The ACA is imperfect, and a decade in, it — and the American people — could benefit if one of the major health care experiments of recent times underwent some thoughtful fixes and improvements. Obamacare’s evidence-based record of accomplishment, combined with the dire circumstances faced now by the globe — and including by millions facing the harsh reality of unemployment — should be reason for partisans to act in the interests of people in need, not in advancing a harsh and rejected theology that government should be absent from the health care system.
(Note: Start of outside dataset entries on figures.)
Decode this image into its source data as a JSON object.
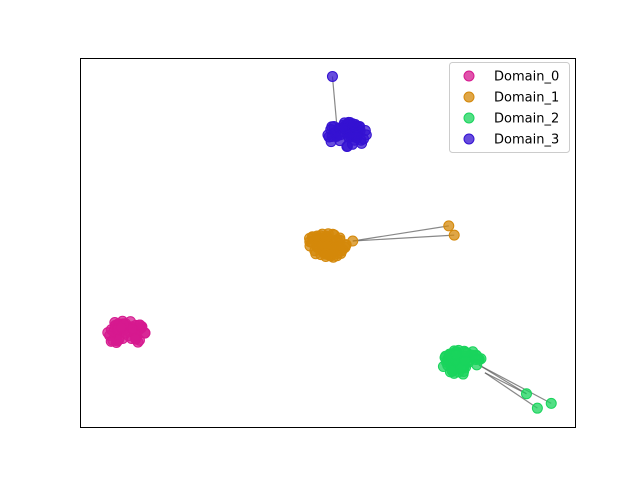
{
  "chart_data": {
    "type": "scatter",
    "title": "",
    "xlabel": "",
    "ylabel": "",
    "xlim": [
      0,
      100
    ],
    "ylim": [
      0,
      100
    ],
    "grid": false,
    "axis_ticks": false,
    "legend_position": "top-right",
    "series": [
      {
        "name": "Domain_0",
        "color": "#d6198f",
        "cluster": {
          "center": [
            9.1,
            25.5
          ],
          "spread": [
            4.2,
            3.4
          ],
          "count": 60
        },
        "points": []
      },
      {
        "name": "Domain_1",
        "color": "#d4880a",
        "cluster": {
          "center": [
            49.6,
            49.1
          ],
          "spread": [
            4.2,
            3.4
          ],
          "count": 60
        },
        "points": [
          [
            55.1,
            50.4
          ],
          [
            74.5,
            54.5
          ],
          [
            75.6,
            52.0
          ]
        ]
      },
      {
        "name": "Domain_2",
        "color": "#19d45c",
        "cluster": {
          "center": [
            77.0,
            17.6
          ],
          "spread": [
            4.2,
            3.4
          ],
          "count": 60
        },
        "points": [
          [
            90.2,
            9.0
          ],
          [
            92.4,
            5.1
          ],
          [
            95.2,
            6.4
          ]
        ]
      },
      {
        "name": "Domain_3",
        "color": "#3412d1",
        "cluster": {
          "center": [
            54.0,
            79.2
          ],
          "spread": [
            4.2,
            3.4
          ],
          "count": 60
        },
        "points": [
          [
            51.0,
            95.0
          ]
        ]
      }
    ],
    "edges": [
      {
        "series": 1,
        "from": [
          55.1,
          50.4
        ],
        "to": [
          74.5,
          54.5
        ]
      },
      {
        "series": 1,
        "from": [
          55.1,
          50.4
        ],
        "to": [
          75.6,
          52.0
        ]
      },
      {
        "series": 2,
        "from": [
          80.6,
          16.8
        ],
        "to": [
          90.2,
          9.0
        ]
      },
      {
        "series": 2,
        "from": [
          80.6,
          16.8
        ],
        "to": [
          95.2,
          6.4
        ]
      },
      {
        "series": 2,
        "from": [
          81.8,
          14.7
        ],
        "to": [
          92.4,
          5.1
        ]
      },
      {
        "series": 2,
        "from": [
          81.8,
          14.7
        ],
        "to": [
          90.2,
          9.0
        ]
      },
      {
        "series": 3,
        "from": [
          51.0,
          95.0
        ],
        "to": [
          52.0,
          80.0
        ]
      }
    ]
  }
}
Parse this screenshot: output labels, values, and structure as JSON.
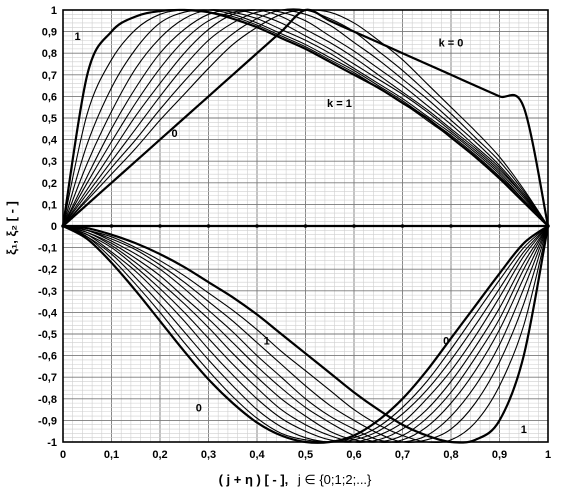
{
  "chart_data": {
    "type": "line",
    "xlim": [
      0,
      1
    ],
    "ylim": [
      -1,
      1
    ],
    "x_ticks": [
      "0",
      "0,1",
      "0,2",
      "0,3",
      "0,4",
      "0,5",
      "0,6",
      "0,7",
      "0,8",
      "0,9",
      "1"
    ],
    "y_ticks": [
      "1",
      "0,9",
      "0,8",
      "0,7",
      "0,6",
      "0,5",
      "0,4",
      "0,3",
      "0,2",
      "0,1",
      "0",
      "-0,1",
      "-0,2",
      "-0,3",
      "-0,4",
      "-0,5",
      "-0,6",
      "-0,7",
      "-0,8",
      "-0,9",
      "-1"
    ],
    "xlabel": {
      "main": "( j + η ) [ - ],",
      "domain": "j ∈ {0;1;2;...}"
    },
    "ylabel": "ξ₁, ξ₂ [ - ]",
    "grid": true,
    "x": [
      0,
      0.05,
      0.1,
      0.15,
      0.2,
      0.25,
      0.3,
      0.35,
      0.4,
      0.45,
      0.5,
      0.55,
      0.6,
      0.65,
      0.7,
      0.75,
      0.8,
      0.85,
      0.9,
      0.95,
      1
    ],
    "series": [
      {
        "group": "xi1",
        "k": "1",
        "values": [
          0,
          0.7,
          0.9,
          0.97,
          0.995,
          1.0,
          0.99,
          0.96,
          0.92,
          0.87,
          0.82,
          0.76,
          0.7,
          0.64,
          0.57,
          0.5,
          0.41,
          0.32,
          0.22,
          0.11,
          0
        ]
      },
      {
        "group": "xi1",
        "values": [
          0,
          0.52,
          0.77,
          0.91,
          0.98,
          1.0,
          0.99,
          0.97,
          0.93,
          0.88,
          0.83,
          0.77,
          0.71,
          0.64,
          0.57,
          0.49,
          0.41,
          0.32,
          0.22,
          0.11,
          0
        ]
      },
      {
        "group": "xi1",
        "values": [
          0,
          0.38,
          0.64,
          0.82,
          0.94,
          0.99,
          1.0,
          0.98,
          0.94,
          0.89,
          0.84,
          0.78,
          0.72,
          0.65,
          0.58,
          0.5,
          0.42,
          0.33,
          0.23,
          0.12,
          0
        ]
      },
      {
        "group": "xi1",
        "values": [
          0,
          0.29,
          0.53,
          0.73,
          0.87,
          0.96,
          1.0,
          0.99,
          0.96,
          0.91,
          0.86,
          0.8,
          0.73,
          0.66,
          0.59,
          0.51,
          0.43,
          0.34,
          0.24,
          0.12,
          0
        ]
      },
      {
        "group": "xi1",
        "values": [
          0,
          0.23,
          0.45,
          0.64,
          0.8,
          0.91,
          0.98,
          1.0,
          0.98,
          0.94,
          0.88,
          0.82,
          0.75,
          0.68,
          0.61,
          0.53,
          0.44,
          0.35,
          0.25,
          0.13,
          0
        ]
      },
      {
        "group": "xi1",
        "values": [
          0,
          0.2,
          0.39,
          0.57,
          0.73,
          0.86,
          0.95,
          0.99,
          1.0,
          0.97,
          0.91,
          0.85,
          0.78,
          0.7,
          0.62,
          0.54,
          0.45,
          0.36,
          0.26,
          0.14,
          0
        ]
      },
      {
        "group": "xi1",
        "values": [
          0,
          0.17,
          0.34,
          0.51,
          0.66,
          0.8,
          0.91,
          0.98,
          1.0,
          0.99,
          0.95,
          0.88,
          0.81,
          0.73,
          0.65,
          0.56,
          0.47,
          0.37,
          0.27,
          0.14,
          0
        ]
      },
      {
        "group": "xi1",
        "values": [
          0,
          0.15,
          0.3,
          0.45,
          0.6,
          0.74,
          0.86,
          0.94,
          0.99,
          1.0,
          0.98,
          0.93,
          0.85,
          0.77,
          0.68,
          0.59,
          0.49,
          0.39,
          0.28,
          0.15,
          0
        ]
      },
      {
        "group": "xi1",
        "values": [
          0,
          0.13,
          0.27,
          0.4,
          0.54,
          0.67,
          0.79,
          0.89,
          0.96,
          1.0,
          1.0,
          0.96,
          0.9,
          0.81,
          0.72,
          0.62,
          0.52,
          0.41,
          0.3,
          0.16,
          0
        ]
      },
      {
        "group": "xi1",
        "values": [
          0,
          0.12,
          0.24,
          0.36,
          0.49,
          0.61,
          0.73,
          0.84,
          0.92,
          0.98,
          1.0,
          0.99,
          0.94,
          0.86,
          0.77,
          0.66,
          0.55,
          0.44,
          0.32,
          0.17,
          0
        ]
      },
      {
        "group": "xi1",
        "k": "0",
        "values": [
          0,
          0.1,
          0.2,
          0.3,
          0.4,
          0.5,
          0.6,
          0.7,
          0.8,
          0.9,
          1.0,
          0.95,
          0.9,
          0.85,
          0.8,
          0.75,
          0.7,
          0.65,
          0.6,
          0.55,
          0
        ]
      },
      {
        "group": "xi2",
        "k": "0",
        "values": [
          0,
          -0.06,
          -0.17,
          -0.3,
          -0.44,
          -0.58,
          -0.71,
          -0.82,
          -0.91,
          -0.97,
          -1.0,
          -1.0,
          -0.97,
          -0.9,
          -0.8,
          -0.67,
          -0.52,
          -0.37,
          -0.22,
          -0.08,
          0
        ]
      },
      {
        "group": "xi2",
        "values": [
          0,
          -0.05,
          -0.15,
          -0.27,
          -0.4,
          -0.54,
          -0.67,
          -0.79,
          -0.89,
          -0.96,
          -0.99,
          -1.0,
          -0.98,
          -0.93,
          -0.84,
          -0.72,
          -0.57,
          -0.41,
          -0.25,
          -0.1,
          0
        ]
      },
      {
        "group": "xi2",
        "values": [
          0,
          -0.05,
          -0.13,
          -0.24,
          -0.36,
          -0.49,
          -0.62,
          -0.74,
          -0.85,
          -0.93,
          -0.98,
          -1.0,
          -0.99,
          -0.95,
          -0.87,
          -0.76,
          -0.62,
          -0.46,
          -0.29,
          -0.12,
          0
        ]
      },
      {
        "group": "xi2",
        "values": [
          0,
          -0.04,
          -0.12,
          -0.21,
          -0.32,
          -0.44,
          -0.57,
          -0.69,
          -0.8,
          -0.89,
          -0.95,
          -0.99,
          -1.0,
          -0.97,
          -0.91,
          -0.8,
          -0.67,
          -0.51,
          -0.33,
          -0.14,
          0
        ]
      },
      {
        "group": "xi2",
        "values": [
          0,
          -0.04,
          -0.1,
          -0.19,
          -0.29,
          -0.4,
          -0.52,
          -0.64,
          -0.75,
          -0.85,
          -0.92,
          -0.97,
          -1.0,
          -0.99,
          -0.94,
          -0.85,
          -0.72,
          -0.56,
          -0.38,
          -0.17,
          0
        ]
      },
      {
        "group": "xi2",
        "values": [
          0,
          -0.03,
          -0.09,
          -0.17,
          -0.26,
          -0.36,
          -0.47,
          -0.59,
          -0.7,
          -0.8,
          -0.88,
          -0.95,
          -0.99,
          -1.0,
          -0.97,
          -0.89,
          -0.77,
          -0.61,
          -0.43,
          -0.2,
          0
        ]
      },
      {
        "group": "xi2",
        "values": [
          0,
          -0.03,
          -0.08,
          -0.15,
          -0.23,
          -0.33,
          -0.43,
          -0.54,
          -0.65,
          -0.75,
          -0.84,
          -0.91,
          -0.97,
          -1.0,
          -0.99,
          -0.93,
          -0.82,
          -0.67,
          -0.48,
          -0.24,
          0
        ]
      },
      {
        "group": "xi2",
        "values": [
          0,
          -0.02,
          -0.07,
          -0.13,
          -0.2,
          -0.29,
          -0.39,
          -0.49,
          -0.6,
          -0.7,
          -0.8,
          -0.88,
          -0.94,
          -0.99,
          -1.0,
          -0.97,
          -0.88,
          -0.74,
          -0.55,
          -0.29,
          0
        ]
      },
      {
        "group": "xi2",
        "values": [
          0,
          -0.02,
          -0.06,
          -0.11,
          -0.18,
          -0.26,
          -0.35,
          -0.44,
          -0.54,
          -0.64,
          -0.74,
          -0.83,
          -0.9,
          -0.96,
          -1.0,
          -0.99,
          -0.94,
          -0.82,
          -0.63,
          -0.36,
          0
        ]
      },
      {
        "group": "xi2",
        "values": [
          0,
          -0.02,
          -0.05,
          -0.1,
          -0.16,
          -0.23,
          -0.31,
          -0.39,
          -0.48,
          -0.58,
          -0.67,
          -0.76,
          -0.85,
          -0.92,
          -0.97,
          -1.0,
          -0.99,
          -0.91,
          -0.74,
          -0.46,
          0
        ]
      },
      {
        "group": "xi2",
        "k": "1",
        "values": [
          0,
          -0.01,
          -0.04,
          -0.08,
          -0.13,
          -0.19,
          -0.26,
          -0.33,
          -0.41,
          -0.5,
          -0.59,
          -0.68,
          -0.77,
          -0.85,
          -0.92,
          -0.97,
          -1.0,
          -0.99,
          -0.9,
          -0.6,
          0
        ]
      }
    ],
    "annotations": [
      {
        "text": "1",
        "x": 0.03,
        "y": 0.88
      },
      {
        "text": "0",
        "x": 0.23,
        "y": 0.43
      },
      {
        "text": "k = 1",
        "x": 0.57,
        "y": 0.57
      },
      {
        "text": "k = 0",
        "x": 0.8,
        "y": 0.85
      },
      {
        "text": "1",
        "x": 0.42,
        "y": -0.53
      },
      {
        "text": "0",
        "x": 0.28,
        "y": -0.84
      },
      {
        "text": "0",
        "x": 0.79,
        "y": -0.53
      },
      {
        "text": "1",
        "x": 0.95,
        "y": -0.94
      }
    ]
  }
}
It may be of little surprise that many of the states opposing the ACA also have leaders who have been slow to safeguard their citizens from the deepening pandemic. These states also are not exempt from rising coronavirus infections and deaths, nor from spiking unemployment. Their residents, like Americans across the country, are relying on middle class, working poor, and poor people to keep their lives going — whether in keeping grocery shelves stocked, in keeping hospitals hygienic and their medical staffs fed, or in growing, harvesting, and shipping food and making human necessities.
The nation has recognized their heroic toil, as well as the brave and praiseworthy efforts of first responders and medical caregivers. But somehow, for a giant number of people who struggle to make ends meet in low-paying work, health care and insurance for it remains not a right but a privilege — which partisans persist in trying to keep away. We’ve got a lot of work to do, starting by remembering toward November, who reacted and how when our great country was in the throes of a deadly outbreak of disease.